Um ein Haar hätte Walferdingen für eine Überraschung gesorgt und dem Titelverteidiger im ersten Halbfinalspiel ein Bein gestellt. Düdelingen zeigte jedoch nach der Pause, auch dank eines Neuzugangs, eine deutliche Leistungssteigerung und brachte den Sieg knapp über die Ziellinie.

Nadia Mossong und der T71 Düdelingen konnten das 1. Halbfinal-Spiel knapp für sich entscheiden

Nadia Mossong und der T71 Düdelingen konnten das 1. Halbfinal-Spiel knapp für sich entscheiden Foto: Editpress/Luis Mangorrinha

„Es hat uns zu Beginn an Energie gefehlt, aber Schritt für Schritt konnten wir aufholen.

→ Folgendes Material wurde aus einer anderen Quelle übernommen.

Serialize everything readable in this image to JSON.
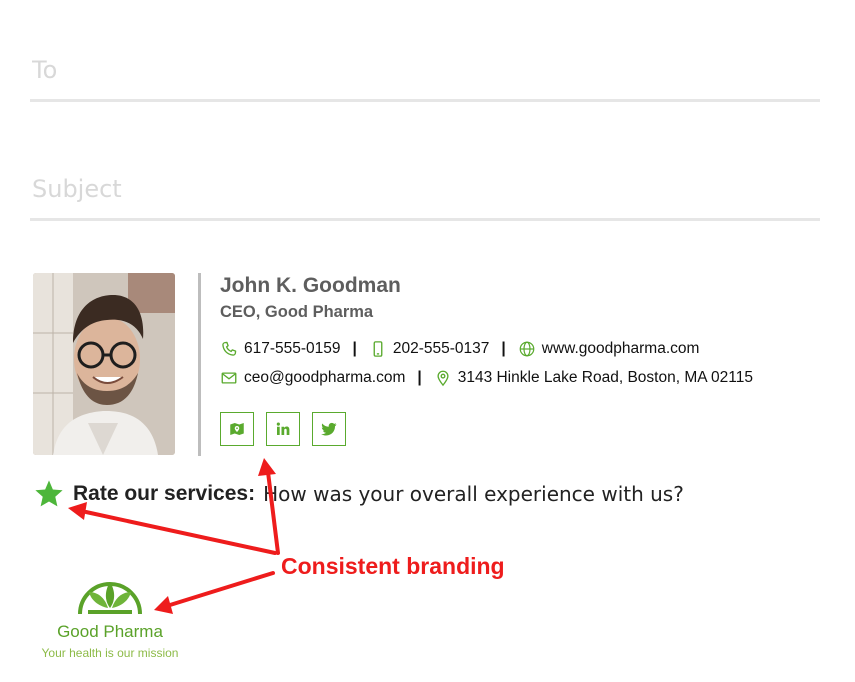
{
  "compose": {
    "to_placeholder": "To",
    "subject_placeholder": "Subject"
  },
  "signature": {
    "name": "John K. Goodman",
    "title": "CEO, Good Pharma",
    "phone": "617-555-0159",
    "mobile": "202-555-0137",
    "website": "www.goodpharma.com",
    "email": "ceo@goodpharma.com",
    "address": "3143 Hinkle Lake Road, Boston, MA 02115",
    "separator": "|",
    "social_icons": [
      "map-icon",
      "linkedin-icon",
      "twitter-icon"
    ]
  },
  "rating": {
    "label": "Rate our services:",
    "question": "How was your overall experience with us?"
  },
  "annotation": {
    "callout": "Consistent branding"
  },
  "logo": {
    "name": "Good Pharma",
    "tagline": "Your health is our mission"
  },
  "colors": {
    "brand_green": "#5aaa2e",
    "annotation_red": "#ee1c1c",
    "divider_gray": "#e6e6e6"
  }
}
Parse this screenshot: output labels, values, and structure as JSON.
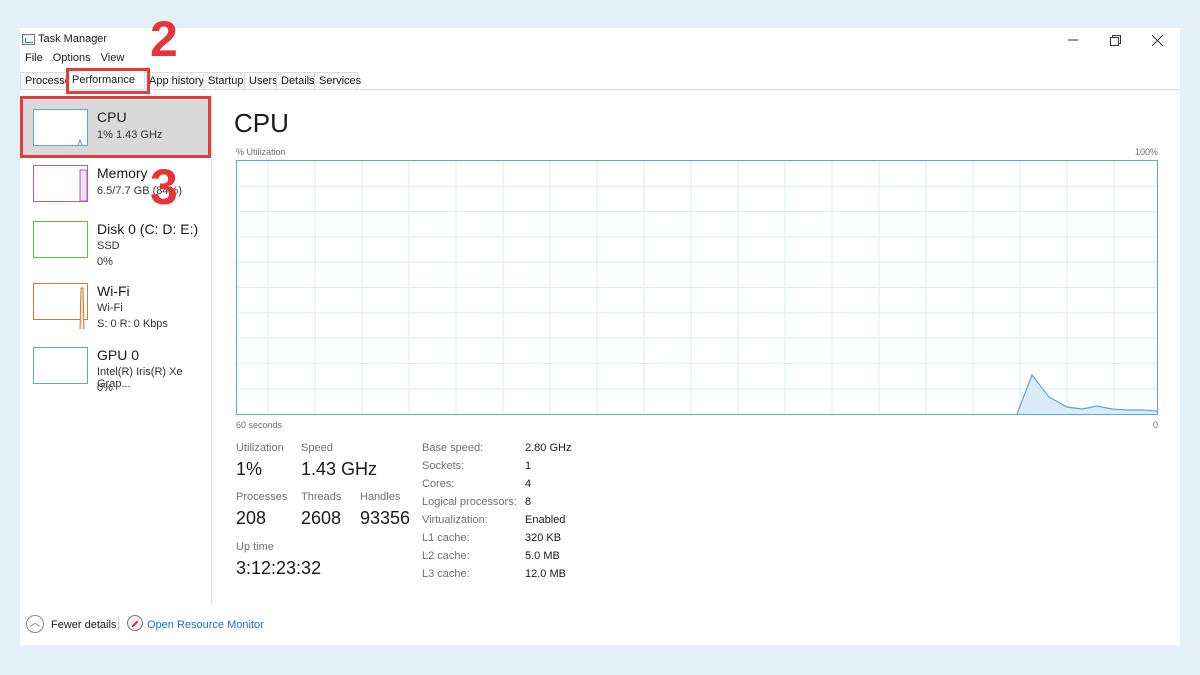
{
  "window": {
    "title": "Task Manager"
  },
  "menu": [
    "File",
    "Options",
    "View"
  ],
  "tabs": [
    "Processes",
    "Performance",
    "App history",
    "Startup",
    "Users",
    "Details",
    "Services"
  ],
  "annotations": [
    "2",
    "3"
  ],
  "sidebar": {
    "items": [
      {
        "name": "CPU",
        "sub1": "1%  1.43 GHz",
        "sub2": "",
        "color": "#5aa7dc"
      },
      {
        "name": "Memory",
        "sub1": "6.5/7.7 GB (84%)",
        "sub2": "",
        "color": "#b05ac8"
      },
      {
        "name": "Disk 0 (C: D: E:)",
        "sub1": "SSD",
        "sub2": "0%",
        "color": "#62b84a"
      },
      {
        "name": "Wi-Fi",
        "sub1": "Wi-Fi",
        "sub2": "S: 0  R: 0 Kbps",
        "color": "#d27a3a"
      },
      {
        "name": "GPU 0",
        "sub1": "Intel(R) Iris(R) Xe Grap...",
        "sub2": "0%",
        "color": "#5aa7dc"
      }
    ]
  },
  "main": {
    "title": "CPU",
    "util_label": "% Utilization",
    "max_label": "100%",
    "time_label": "60 seconds",
    "zero_label": "0",
    "graph_color": "#5aa7dc",
    "stats": {
      "utilization": {
        "label": "Utilization",
        "value": "1%"
      },
      "speed": {
        "label": "Speed",
        "value": "1.43 GHz"
      },
      "processes": {
        "label": "Processes",
        "value": "208"
      },
      "threads": {
        "label": "Threads",
        "value": "2608"
      },
      "handles": {
        "label": "Handles",
        "value": "93356"
      },
      "uptime": {
        "label": "Up time",
        "value": "3:12:23:32"
      }
    },
    "specs": [
      {
        "label": "Base speed:",
        "value": "2.80 GHz"
      },
      {
        "label": "Sockets:",
        "value": "1"
      },
      {
        "label": "Cores:",
        "value": "4"
      },
      {
        "label": "Logical processors:",
        "value": "8"
      },
      {
        "label": "Virtualization:",
        "value": "Enabled"
      },
      {
        "label": "L1 cache:",
        "value": "320 KB"
      },
      {
        "label": "L2 cache:",
        "value": "5.0 MB"
      },
      {
        "label": "L3 cache:",
        "value": "12.0 MB"
      }
    ]
  },
  "footer": {
    "fewer": "Fewer details",
    "monitor": "Open Resource Monitor"
  }
}
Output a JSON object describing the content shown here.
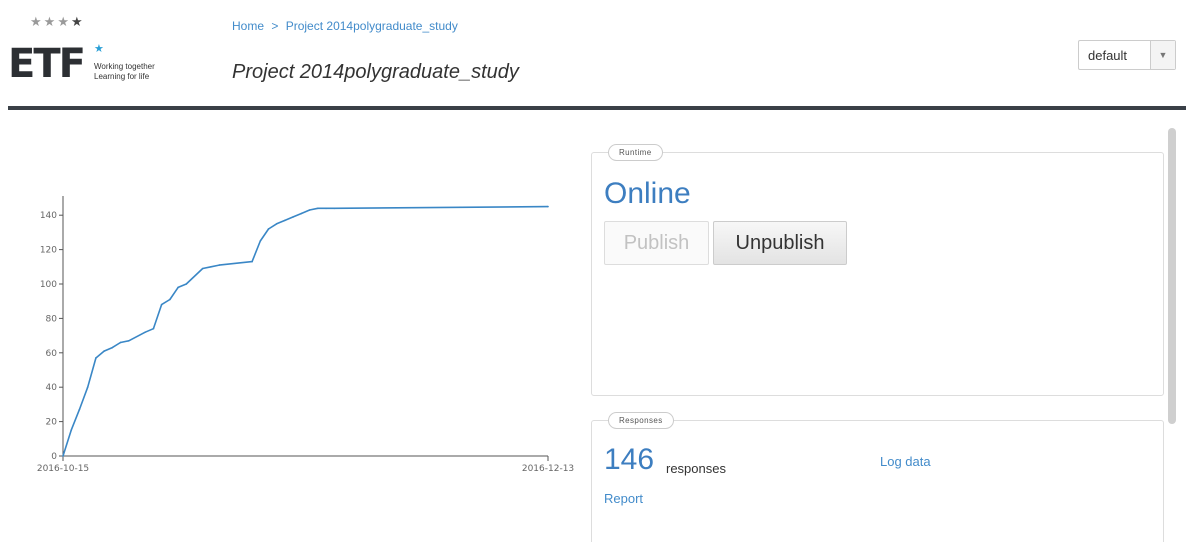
{
  "logo": {
    "text": "ETF",
    "tagline_line1": "Working together",
    "tagline_line2": "Learning for life"
  },
  "breadcrumb": {
    "home": "Home",
    "separator": ">",
    "current": "Project 2014polygraduate_study"
  },
  "page_title": "Project 2014polygraduate_study",
  "language_select": {
    "value": "default"
  },
  "colors": {
    "accent": "#3d7ec0",
    "line": "#3a87c6",
    "header_rule": "#3a4047"
  },
  "chart_data": {
    "type": "line",
    "title": "",
    "xlabel": "",
    "ylabel": "",
    "ylim": [
      0,
      150
    ],
    "yticks": [
      0,
      20,
      40,
      60,
      80,
      100,
      120,
      140
    ],
    "xlim": [
      "2016-10-15",
      "2016-12-13"
    ],
    "xtick_labels": [
      "2016-10-15",
      "2016-12-13"
    ],
    "x": [
      "2016-10-15",
      "2016-10-16",
      "2016-10-17",
      "2016-10-18",
      "2016-10-19",
      "2016-10-20",
      "2016-10-21",
      "2016-10-22",
      "2016-10-23",
      "2016-10-25",
      "2016-10-26",
      "2016-10-27",
      "2016-10-28",
      "2016-10-29",
      "2016-10-30",
      "2016-11-01",
      "2016-11-02",
      "2016-11-03",
      "2016-11-07",
      "2016-11-08",
      "2016-11-09",
      "2016-11-10",
      "2016-11-11",
      "2016-11-12",
      "2016-11-13",
      "2016-11-14",
      "2016-11-15",
      "2016-11-16",
      "2016-11-17",
      "2016-12-13"
    ],
    "values": [
      0,
      15,
      27,
      40,
      57,
      61,
      63,
      66,
      67,
      72,
      74,
      88,
      91,
      98,
      100,
      109,
      110,
      111,
      113,
      125,
      132,
      135,
      137,
      139,
      141,
      143,
      144,
      144,
      144,
      145
    ]
  },
  "runtime": {
    "legend": "Runtime",
    "status": "Online",
    "publish_label": "Publish",
    "unpublish_label": "Unpublish"
  },
  "responses": {
    "legend": "Responses",
    "count": "146",
    "count_label": "responses",
    "log_data_label": "Log data",
    "report_label": "Report"
  }
}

Nach der Pause haben wir endlich mehr Charakter und Energie gezeigt, um es zum Schluss noch zu drehen“, resümierte Mandy Geniets die Berg- und Talfahrt des T71. Zu Beginn der Partie wurden Erinnerungen an das letztjährige Pokalfinale geweckt, als sich der klare Favorit Düdelingen von der Résidence überrollen ließ. Mit einem variablen und kollektiven Offensivspiel erzielte Walferdingen im Auftaktviertel satte 29 Punkte. Dem T71 fehlte hingegen der gewohnte Spielfluss und die Offensivbemühungen endeten oft in Einzelaktionen. So betrug zu Beginn des zweiten Viertels die Hypothek satte 15 Punkte für den Titelverteidiger (19:34, 12'), bevor ein leichtes, aber noch inkonsequentes Aufbäumen zu erkennen war. Als Walferdingen mehrere, teils einfache Layups liegen ließ, schrumpfte der Vorsprung der Gäste auf fünf Zähler zusammen (49:54, 23').